Douglas Martin’s ready for the next great bar band.
If you’re going to form a rock band that explores the sacred and the profane, you’d do much worse than to name your band Heaven’s Jail. The New York band has been brooding with a subtle sense of humor for the bulk of the decade, starting out as spiritual successors to Sad Songs for Dirty Lovers-era the National (The Heaven’s Jail Band, Angelmaker) before sliding into a more somber, smoldering vibe on Ace Called Zero, perfect for those of us who listened to too much Jesse Sykes in 2004.
On Widow’s Work, corners of the album are marked with faint sunlight, a refreshing illumination and scalding glare in equal measure. The more rousing tunes on the album come across as Tom Petty by way of latter-day Guided by Voices, and peppered with dark and sometimes unsettling imagery. The best rock and roll music has a lot of subtext beneath its exterior. Widow’s Work fits this template, augmenting their sidewinding solos with allusions to sex workers, con artists who milk scapegoats, runaway circus performers, and women who like cowboys, “the kind who sleep in their clothes,” huddled underneath a windowsill and strung out on prescription drugs.
Much like the aforementioned acts, Francesco Ferorelli’s lyrics are preoccupied with sex and death, the gold standard for when you’re tired of boilerplate love songs. There’s also a historical context involved, with references to Hangman Jack in both the opening song and the titular penultimate track, with Ferorelli wondering the things we all wonder about strangers from time to time: “Do you kiss your kids? Do you love your wife?”
On “Cleopatra,” Ferorelli imagines a heartsick affair with the pharaoh of Hellenistic Egypt, caked in “drag queen makeup,” with fears of death quaking in her bones.

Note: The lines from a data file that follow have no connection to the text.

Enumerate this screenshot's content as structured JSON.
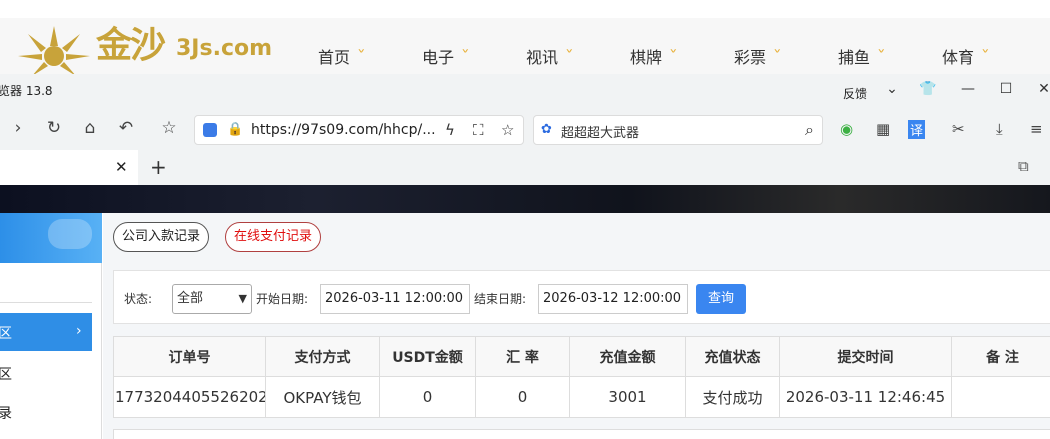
{
  "site": {
    "logo_cn": "金沙",
    "logo_en": "3Js.com",
    "nav": [
      "首页",
      "电子",
      "视讯",
      "棋牌",
      "彩票",
      "捕鱼",
      "体育"
    ]
  },
  "browser": {
    "app_title": "览器 13.8",
    "feedback": "反馈",
    "url": "https://97s09.com/hhcp/...",
    "search_placeholder": "超超超大武器"
  },
  "sidebar": {
    "active_item": "区",
    "items": [
      "区",
      "录"
    ]
  },
  "main": {
    "tabs": [
      "公司入款记录",
      "在线支付记录"
    ],
    "filter": {
      "status_label": "状态:",
      "status_value": "全部",
      "start_label": "开始日期:",
      "start_value": "2026-03-11 12:00:00",
      "end_label": "结束日期:",
      "end_value": "2026-03-12 12:00:00",
      "query": "查询"
    },
    "table": {
      "headers": [
        "订单号",
        "支付方式",
        "USDT金额",
        "汇 率",
        "充值金额",
        "充值状态",
        "提交时间",
        "备 注"
      ],
      "rows": [
        [
          "1773204405526202",
          "OKPAY钱包",
          "0",
          "0",
          "3001",
          "支付成功",
          "2026-03-11 12:46:45",
          ""
        ]
      ]
    }
  },
  "colors": {
    "accent": "#3a86f0",
    "brand_gold": "#c8a33a",
    "danger": "#e01010"
  }
}
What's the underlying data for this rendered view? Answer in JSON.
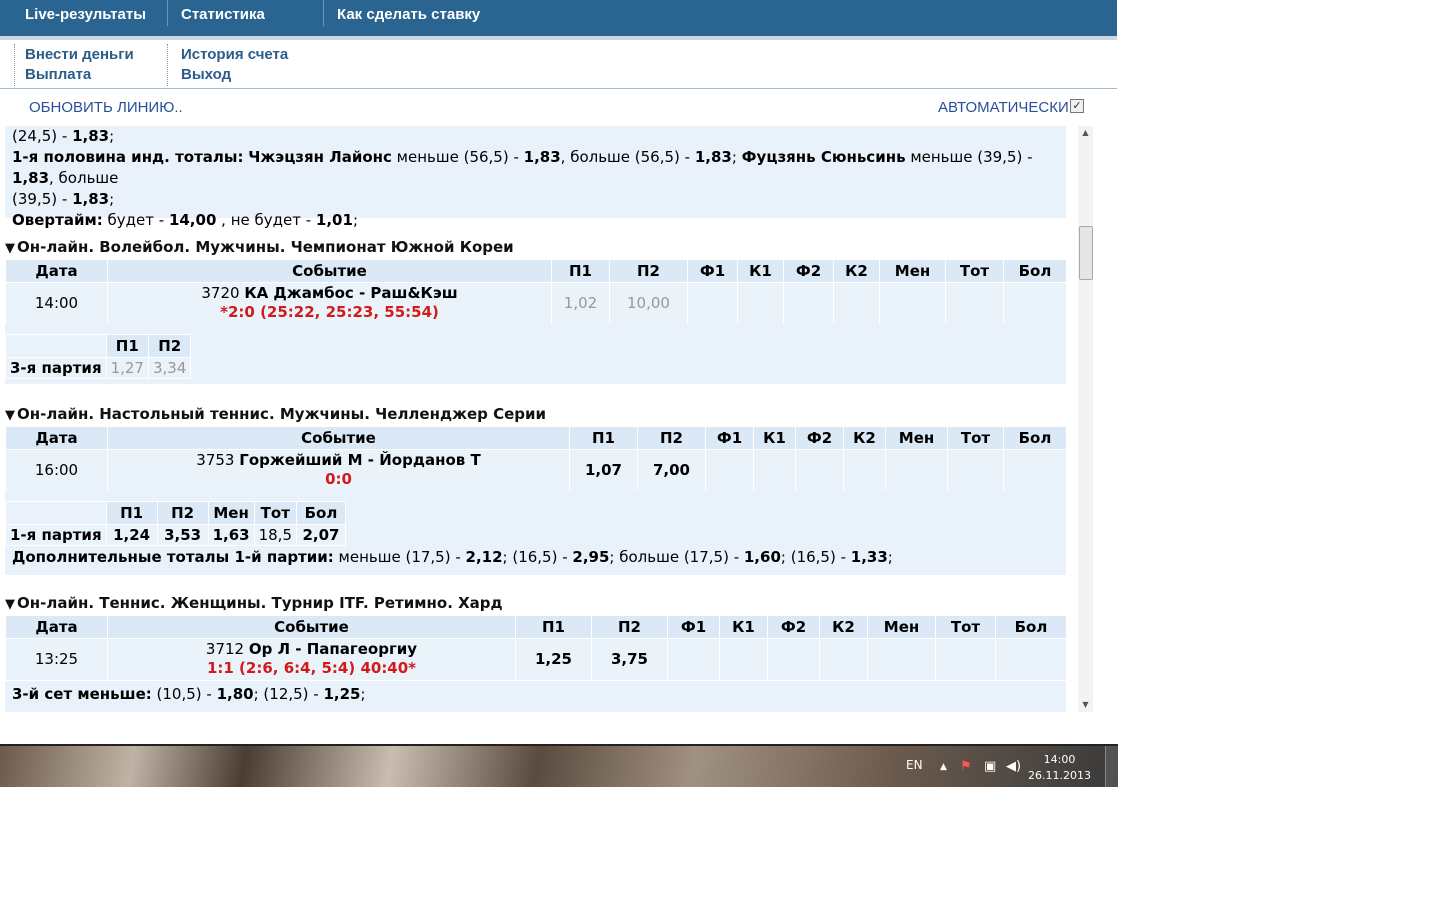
{
  "topnav": {
    "items": [
      "Live-результаты",
      "Статистика",
      "Как сделать ставку"
    ]
  },
  "subnav": {
    "deposit": "Внести деньги",
    "withdraw": "Выплата",
    "history": "История счета",
    "logout": "Выход"
  },
  "controls": {
    "refresh": "ОБНОВИТЬ ЛИНИЮ..",
    "auto": "АВТОМАТИЧЕСКИ",
    "auto_checked": true
  },
  "prev_block": {
    "line1_tail": "(24,5) - ",
    "line1_odd": "1,83",
    "line2_label": "1-я половина инд. тоталы:",
    "line2_team1": "Чжэцзян Лайонс",
    "line2_t1_less": " меньше (56,5) - ",
    "line2_t1_less_odd": "1,83",
    "line2_t1_more": ", больше (56,5) - ",
    "line2_t1_more_odd": "1,83",
    "line2_team2": "Фуцзянь Сюньсинь",
    "line2_t2_less": " меньше (39,5) - ",
    "line2_t2_less_odd": "1,83",
    "line2_t2_more": ", больше",
    "line3_text": "(39,5) - ",
    "line3_odd": "1,83",
    "ot_label": "Овертайм:",
    "ot_yes": " будет - ",
    "ot_yes_odd": "14,00",
    "ot_no": " , не будет - ",
    "ot_no_odd": "1,01"
  },
  "columns": [
    "Дата",
    "Событие",
    "П1",
    "П2",
    "Ф1",
    "К1",
    "Ф2",
    "К2",
    "Мен",
    "Тот",
    "Бол"
  ],
  "sections": [
    {
      "title": "Он-лайн. Волейбол. Мужчины. Чемпионат Южной Кореи",
      "time": "14:00",
      "num": "3720",
      "name": "КА Джамбос - Раш&Кэш",
      "score": "*2:0 (25:22, 25:23, 55:54)",
      "p1": "1,02",
      "p2": "10,00",
      "sub_headers": [
        "П1",
        "П2"
      ],
      "sub_label": "3-я партия",
      "sub_values": [
        "1,27",
        "3,34"
      ]
    },
    {
      "title": "Он-лайн. Настольный теннис. Мужчины. Челленджер Серии",
      "time": "16:00",
      "num": "3753",
      "name": "Горжейший М - Йорданов Т",
      "score": "0:0",
      "p1": "1,07",
      "p2": "7,00",
      "sub_headers": [
        "П1",
        "П2",
        "Мен",
        "Тот",
        "Бол"
      ],
      "sub_label": "1-я партия",
      "sub_values": [
        "1,24",
        "3,53",
        "1,63",
        "18,5",
        "2,07"
      ],
      "extra_label": "Дополнительные тоталы 1-й партии:",
      "extra_a": " меньше (17,5) - ",
      "extra_a_odd": "2,12",
      "extra_b": "; (16,5) - ",
      "extra_b_odd": "2,95",
      "extra_c": "; больше (17,5) - ",
      "extra_c_odd": "1,60",
      "extra_d": "; (16,5) - ",
      "extra_d_odd": "1,33",
      "extra_end": ";"
    },
    {
      "title": "Он-лайн. Теннис. Женщины. Турнир ITF. Ретимно. Хард",
      "time": "13:25",
      "num": "3712",
      "name": "Ор Л - Папагеоргиу",
      "score": "1:1 (2:6, 6:4, 5:4) 40:40*",
      "p1": "1,25",
      "p2": "3,75",
      "extra_label": "3-й сет меньше:",
      "extra_a": " (10,5) - ",
      "extra_a_odd": "1,80",
      "extra_b": "; (12,5) - ",
      "extra_b_odd": "1,25",
      "extra_end": ";"
    }
  ],
  "taskbar": {
    "lang": "EN",
    "time": "14:00",
    "date": "26.11.2013"
  }
}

Ferorelli sings: “And when they’re guessing what’s the hardest part/You’ll say you had his child but I had your heart.” The kicker is that they both know she won’t succumb to the love bug in the affair, registering the faint heartbreak of encroaching another relationship and knowing you’re the one it’s not going to end happily ever after for.
Ferorelli’s personal touch to personae throughout history gives his novelistic songwriting and eye for detail an emotional edge, subverting what we’ve come to know through history books and documentaries and treating these larger than life figures like the human beings they were at one point in their lives, even when the stories skew toward historical fiction. Wouldn’t you like to know what it’s like to jump the fence at Cleopatra and Marc Antony’s home?
The alt-country balladry of “Paris TX/Paris FR” features some of Ferorelli’s best songwriting and highlights the aforementioned fixation on the intersection between sex and death. We get images of passing out in the bushes in front of rich men’s houses and making love on the sand of rich women’s land, and a character with bloodshot eyes intoning, “I think man invented drinking ‘cause God invented dying.” Still, in between the borders of Paris, TX and Paris, France is where the people in the song get drunk and dance, finding those cracks of sunlight within the darkness.